PDA

View Full Version : OSPF-over-wifi links flapping when no other traffic is running on them?


kb1_kanobe
02-04-2005, 03:21 PM
I've been trying to get some simple OSPF route passing working and involving my Wrap-based StarOS 2.01.0 boards. Everything works fine until the link goes quiet for an extended period, then it seems to be hit and miss if the Hellos make it over the air, generally resulting in a link-down propagating across the area.

The general arrangement is:

EndA(Quagga)--[100Mbps Ethernet]--RtrA(Zebra)--[100Mbps Ethernet]--WifiA(Zebra)--[802.11g]--WifiInterchange(Zebra)--[802.11g]--WifiB(Zebra)--[100Mbps Ethernet]--RtrB(Zebra)--[100Mbps Ethernet]--EndB(Quagga)

If I observe the local routing table on EndA with nothing else running on the network the routes associated with WifiInterchange and beyond flap quite regularly (I've lowered my hello interval and dead timers for testing). If I open an SSH session to WifiInterchange and leave it sitting there then the routes associated with WifiB and beyond continue flapping, but everything else stablilises. If I SSH to WifiB then everything stays up solid. I get the same effect if I push streams of pings across the wire to the various hosts.

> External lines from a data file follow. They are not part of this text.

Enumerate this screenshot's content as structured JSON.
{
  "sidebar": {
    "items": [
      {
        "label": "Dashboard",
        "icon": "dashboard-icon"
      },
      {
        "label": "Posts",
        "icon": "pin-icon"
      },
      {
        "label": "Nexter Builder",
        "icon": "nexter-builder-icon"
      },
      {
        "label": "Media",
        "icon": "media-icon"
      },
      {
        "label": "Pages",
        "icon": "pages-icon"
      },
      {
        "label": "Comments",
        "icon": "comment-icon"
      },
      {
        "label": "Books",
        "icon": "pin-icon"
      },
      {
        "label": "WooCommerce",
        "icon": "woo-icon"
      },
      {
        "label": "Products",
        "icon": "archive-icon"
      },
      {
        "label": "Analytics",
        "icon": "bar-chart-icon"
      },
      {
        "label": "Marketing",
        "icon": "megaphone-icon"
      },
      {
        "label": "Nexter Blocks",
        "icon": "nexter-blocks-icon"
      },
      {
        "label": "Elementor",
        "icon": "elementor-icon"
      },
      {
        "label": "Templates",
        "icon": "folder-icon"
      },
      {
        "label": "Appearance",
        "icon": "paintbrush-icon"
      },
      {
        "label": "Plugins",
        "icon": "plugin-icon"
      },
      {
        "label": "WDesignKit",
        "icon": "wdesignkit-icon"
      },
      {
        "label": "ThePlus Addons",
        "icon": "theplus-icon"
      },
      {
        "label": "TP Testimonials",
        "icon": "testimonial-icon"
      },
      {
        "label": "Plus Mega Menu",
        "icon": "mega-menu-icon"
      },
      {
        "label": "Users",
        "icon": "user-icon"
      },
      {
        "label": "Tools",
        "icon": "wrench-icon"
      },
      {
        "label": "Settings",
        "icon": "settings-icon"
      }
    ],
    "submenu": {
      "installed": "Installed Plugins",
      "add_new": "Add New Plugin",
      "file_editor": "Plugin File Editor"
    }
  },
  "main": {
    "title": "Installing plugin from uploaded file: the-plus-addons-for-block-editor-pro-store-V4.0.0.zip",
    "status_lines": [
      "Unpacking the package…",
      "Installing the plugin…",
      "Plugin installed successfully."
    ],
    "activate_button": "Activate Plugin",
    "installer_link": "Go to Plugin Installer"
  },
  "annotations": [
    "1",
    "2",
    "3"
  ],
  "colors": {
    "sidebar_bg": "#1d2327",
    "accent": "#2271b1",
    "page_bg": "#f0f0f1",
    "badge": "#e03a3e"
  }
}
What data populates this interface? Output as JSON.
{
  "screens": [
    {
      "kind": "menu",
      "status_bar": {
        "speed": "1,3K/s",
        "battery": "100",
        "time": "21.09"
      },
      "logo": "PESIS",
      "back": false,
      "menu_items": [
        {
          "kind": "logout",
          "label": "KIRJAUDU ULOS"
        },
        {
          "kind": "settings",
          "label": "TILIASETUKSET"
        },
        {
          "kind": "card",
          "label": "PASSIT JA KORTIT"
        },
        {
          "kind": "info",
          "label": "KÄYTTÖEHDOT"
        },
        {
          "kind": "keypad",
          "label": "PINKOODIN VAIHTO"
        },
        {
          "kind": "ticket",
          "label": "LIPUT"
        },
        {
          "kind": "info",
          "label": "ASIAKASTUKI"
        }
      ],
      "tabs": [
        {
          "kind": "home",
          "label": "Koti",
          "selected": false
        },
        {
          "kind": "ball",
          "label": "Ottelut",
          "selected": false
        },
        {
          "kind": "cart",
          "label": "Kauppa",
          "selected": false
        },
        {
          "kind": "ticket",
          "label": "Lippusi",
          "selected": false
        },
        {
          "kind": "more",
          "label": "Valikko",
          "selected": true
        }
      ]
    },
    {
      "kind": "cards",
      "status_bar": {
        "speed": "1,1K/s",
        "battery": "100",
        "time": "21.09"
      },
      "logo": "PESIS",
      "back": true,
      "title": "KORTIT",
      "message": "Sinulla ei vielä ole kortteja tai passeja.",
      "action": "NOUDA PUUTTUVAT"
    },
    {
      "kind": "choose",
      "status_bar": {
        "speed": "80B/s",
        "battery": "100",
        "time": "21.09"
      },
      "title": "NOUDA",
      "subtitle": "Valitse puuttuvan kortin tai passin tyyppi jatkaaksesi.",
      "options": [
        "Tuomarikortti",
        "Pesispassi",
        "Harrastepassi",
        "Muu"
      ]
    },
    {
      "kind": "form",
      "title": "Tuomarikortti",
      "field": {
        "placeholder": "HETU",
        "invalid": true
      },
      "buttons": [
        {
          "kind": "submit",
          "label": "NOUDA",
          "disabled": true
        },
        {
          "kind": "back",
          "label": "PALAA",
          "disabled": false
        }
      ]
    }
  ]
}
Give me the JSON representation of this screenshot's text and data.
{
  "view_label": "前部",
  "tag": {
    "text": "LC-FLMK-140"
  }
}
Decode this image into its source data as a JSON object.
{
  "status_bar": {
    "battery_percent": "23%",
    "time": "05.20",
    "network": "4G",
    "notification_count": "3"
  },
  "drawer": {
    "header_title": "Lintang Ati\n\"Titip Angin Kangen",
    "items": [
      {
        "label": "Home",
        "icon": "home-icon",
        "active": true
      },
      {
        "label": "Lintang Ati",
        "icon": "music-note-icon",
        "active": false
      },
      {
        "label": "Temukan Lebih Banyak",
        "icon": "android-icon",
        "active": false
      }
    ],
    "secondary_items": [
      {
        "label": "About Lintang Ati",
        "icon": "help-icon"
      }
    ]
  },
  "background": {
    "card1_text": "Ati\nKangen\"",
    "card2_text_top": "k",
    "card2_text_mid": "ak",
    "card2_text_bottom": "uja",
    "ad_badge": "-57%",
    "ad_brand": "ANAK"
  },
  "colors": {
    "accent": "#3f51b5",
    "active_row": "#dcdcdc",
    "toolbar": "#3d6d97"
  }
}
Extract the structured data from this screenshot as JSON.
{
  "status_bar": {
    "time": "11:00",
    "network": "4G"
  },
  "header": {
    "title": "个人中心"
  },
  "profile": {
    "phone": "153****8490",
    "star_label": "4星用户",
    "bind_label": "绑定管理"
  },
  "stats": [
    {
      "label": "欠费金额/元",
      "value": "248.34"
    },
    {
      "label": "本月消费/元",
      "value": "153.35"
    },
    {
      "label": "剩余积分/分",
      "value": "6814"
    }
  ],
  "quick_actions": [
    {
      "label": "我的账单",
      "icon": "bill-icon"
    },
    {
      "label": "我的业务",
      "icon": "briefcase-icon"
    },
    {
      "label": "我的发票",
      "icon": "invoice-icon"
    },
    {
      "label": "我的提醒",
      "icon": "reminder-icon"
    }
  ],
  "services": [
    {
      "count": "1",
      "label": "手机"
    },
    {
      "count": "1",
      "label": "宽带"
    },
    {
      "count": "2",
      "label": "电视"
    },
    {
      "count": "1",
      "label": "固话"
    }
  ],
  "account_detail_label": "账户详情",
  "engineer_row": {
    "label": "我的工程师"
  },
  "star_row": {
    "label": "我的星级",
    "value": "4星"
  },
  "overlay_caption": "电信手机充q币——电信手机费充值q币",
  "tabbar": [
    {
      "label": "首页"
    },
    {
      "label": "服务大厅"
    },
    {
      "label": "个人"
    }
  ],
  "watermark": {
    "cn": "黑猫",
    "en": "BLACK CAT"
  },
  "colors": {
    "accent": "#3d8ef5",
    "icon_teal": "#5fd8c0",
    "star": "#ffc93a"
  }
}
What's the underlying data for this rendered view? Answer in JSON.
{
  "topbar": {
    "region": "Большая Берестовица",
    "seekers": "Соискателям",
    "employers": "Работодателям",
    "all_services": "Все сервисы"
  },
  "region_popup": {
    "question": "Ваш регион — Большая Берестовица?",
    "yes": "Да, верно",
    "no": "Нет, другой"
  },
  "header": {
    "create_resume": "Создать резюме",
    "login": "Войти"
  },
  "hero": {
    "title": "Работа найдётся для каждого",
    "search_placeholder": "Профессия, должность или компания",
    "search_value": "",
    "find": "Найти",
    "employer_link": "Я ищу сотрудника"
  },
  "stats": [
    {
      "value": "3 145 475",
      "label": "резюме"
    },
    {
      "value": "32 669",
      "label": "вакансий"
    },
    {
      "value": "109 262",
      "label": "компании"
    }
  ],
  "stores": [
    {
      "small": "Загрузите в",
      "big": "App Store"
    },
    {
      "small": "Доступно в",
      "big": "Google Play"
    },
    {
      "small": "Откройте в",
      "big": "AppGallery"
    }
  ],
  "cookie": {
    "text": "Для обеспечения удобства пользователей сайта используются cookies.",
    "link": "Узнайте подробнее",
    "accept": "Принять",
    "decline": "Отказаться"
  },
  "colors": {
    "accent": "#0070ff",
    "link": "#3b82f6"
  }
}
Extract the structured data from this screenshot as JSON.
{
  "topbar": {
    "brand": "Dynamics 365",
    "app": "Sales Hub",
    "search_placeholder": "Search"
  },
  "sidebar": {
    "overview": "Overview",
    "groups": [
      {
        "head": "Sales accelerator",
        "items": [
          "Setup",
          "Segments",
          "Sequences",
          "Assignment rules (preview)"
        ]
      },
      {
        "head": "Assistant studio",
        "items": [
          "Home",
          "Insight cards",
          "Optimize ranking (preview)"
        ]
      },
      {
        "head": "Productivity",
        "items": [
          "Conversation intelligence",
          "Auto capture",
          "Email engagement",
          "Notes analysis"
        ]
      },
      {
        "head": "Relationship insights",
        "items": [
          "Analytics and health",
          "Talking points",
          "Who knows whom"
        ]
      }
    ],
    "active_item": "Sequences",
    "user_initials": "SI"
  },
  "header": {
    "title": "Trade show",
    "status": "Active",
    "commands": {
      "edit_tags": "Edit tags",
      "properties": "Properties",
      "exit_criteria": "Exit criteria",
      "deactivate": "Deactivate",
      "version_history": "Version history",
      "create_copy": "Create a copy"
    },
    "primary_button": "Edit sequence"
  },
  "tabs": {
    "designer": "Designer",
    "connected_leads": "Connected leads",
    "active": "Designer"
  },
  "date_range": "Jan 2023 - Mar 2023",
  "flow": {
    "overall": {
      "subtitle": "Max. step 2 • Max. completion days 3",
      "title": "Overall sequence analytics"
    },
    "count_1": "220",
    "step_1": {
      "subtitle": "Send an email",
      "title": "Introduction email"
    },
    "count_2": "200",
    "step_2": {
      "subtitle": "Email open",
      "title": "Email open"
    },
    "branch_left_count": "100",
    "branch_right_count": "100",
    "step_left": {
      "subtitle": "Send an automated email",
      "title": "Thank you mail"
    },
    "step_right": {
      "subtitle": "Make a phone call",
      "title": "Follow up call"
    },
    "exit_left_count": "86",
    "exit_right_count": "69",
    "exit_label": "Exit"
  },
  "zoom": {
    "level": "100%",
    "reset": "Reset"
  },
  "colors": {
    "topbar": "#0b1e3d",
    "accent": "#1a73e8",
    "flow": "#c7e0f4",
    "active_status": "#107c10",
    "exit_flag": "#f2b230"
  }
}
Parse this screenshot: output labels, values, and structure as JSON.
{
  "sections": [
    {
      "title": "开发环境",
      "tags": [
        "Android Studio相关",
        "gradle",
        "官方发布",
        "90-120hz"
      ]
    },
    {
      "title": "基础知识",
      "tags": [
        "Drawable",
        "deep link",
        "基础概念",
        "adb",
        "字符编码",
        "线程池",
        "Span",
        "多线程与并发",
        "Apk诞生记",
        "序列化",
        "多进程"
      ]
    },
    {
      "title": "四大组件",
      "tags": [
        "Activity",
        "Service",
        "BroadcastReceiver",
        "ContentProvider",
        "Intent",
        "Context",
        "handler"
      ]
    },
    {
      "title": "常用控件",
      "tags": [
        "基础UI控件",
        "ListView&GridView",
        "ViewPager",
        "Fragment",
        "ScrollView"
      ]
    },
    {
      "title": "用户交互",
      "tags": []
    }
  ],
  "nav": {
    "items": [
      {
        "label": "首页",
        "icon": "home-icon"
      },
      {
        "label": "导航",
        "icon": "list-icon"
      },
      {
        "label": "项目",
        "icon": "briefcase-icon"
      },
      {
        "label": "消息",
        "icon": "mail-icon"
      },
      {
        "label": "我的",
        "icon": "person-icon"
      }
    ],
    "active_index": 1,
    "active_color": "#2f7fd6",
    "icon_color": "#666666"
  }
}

My two 802.11g legs are on seperate CM-9 radios and use seperate channels (albeit hosted on the same Wrap board) and operate without problems under all other circumstances. Eg. losses seem minimal on the links: >3million pings at 10ms intervals lost 38 packets from end to end, with an average rtt of 5ms.

What I was wondering was if the radios are going into some sort of 'power save' or 'frame consolidation' mode that might cause excessive delays when transfering small infrequent traffic, such as Multicast OSPF Hello frames.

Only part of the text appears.